We need no more proof of the barbarity of capitalism, the parasitical system that exploits humanity and nature alike. Its sole motor is the imperative toward profit and thus the need for constant growth. It wastefully creates unnecessary products, squandering the environment’s limited resources and returning to it only toxins and pollutants. Under capitalism, the only measure of success is how much more is sold every day, every week, every year – involving the creation of vast quantities of products that are directly harmful to both humans and nature, commodities that cannot be produced without spreading disease, destroying the forests that produce the oxygen we breathe, demolishing ecosystems, and treating our water, air and soil like sewers for the disposal of industrial waste.

Capitalism’s need for growth exists on every level, from the individual enterprise to the system as a whole. The insatiable hunger of corporations is facilitated by imperialist expansion in search of ever greater access to natural resources, cheap labor and new markets. Capitalism has always been ecologically destructive, but in our lifetimes these assaults on the earth have accelerated. Quantitative change is giving way to qualitative transformation, bringing the world to a tipping point, to the edge of disaster. A growing body of scientific research has identified many ways in which small temperature increases could trigger irreversible, runaway effects – such as rapid melting of the Greenland ice sheet or the release of methane buried in permafrost and beneath the ocean – that would make catastrophic climate change inevitable.

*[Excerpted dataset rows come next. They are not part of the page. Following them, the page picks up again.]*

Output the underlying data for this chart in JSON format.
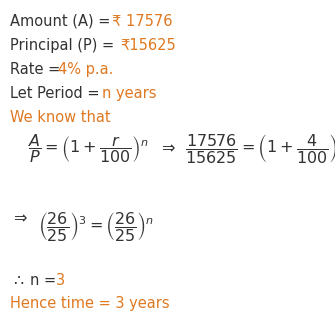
{
  "bg_color": "#ffffff",
  "black": "#333333",
  "orange": "#e07820",
  "fig_w": 3.35,
  "fig_h": 3.26,
  "dpi": 100,
  "fs": 10.5,
  "fs_math": 11.5
}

Left unchecked, global warming will have devastating effects on human, animal and plant life. Crop yields will drop drastically, leading to famine on a broad scale. Hundreds of millions of people will be displaced by droughts in some areas and by rising ocean levels in others. Chaotic, unpredictable weather will become the norm. Air, water and soil will be poisoned. Epidemics of malaria, cholera and even deadlier diseases will hit the poorest and most vulnerable members of every society.

The impact of the ecological crisis is felt most severely by those whose lives have already been ravaged by imperialism in Asia, Africa, and Latin America, and indigenous peoples everywhere are especially vulnerable. Environmental destruction and climate change constitute an act of aggression by the rich against the poor.

Ecological devastation, resulting from the insatiable need to increase profits, is not an accidental feature of capitalism: it is built into the system’s DNA and cannot be reformed away. Profit-oriented production only considers a short-term horizon in its investment decisions, and cannot take into account the long-term health and stability of the environment. Infinite economic expansion is incompatible with finite and fragile ecosystems, but the capitalist economic system cannot tolerate limits on growth; its constant need to expand will subvert any limits that might be imposed in the name of “sustainable development.” Thus the inherently unstable capitalist system cannot regulate its own activity, much less overcome the crises caused by its chaotic and parasitical growth, because to do so would require setting limits upon accumulation – an unacceptable option for a system predicated upon the rule: Grow or Die!"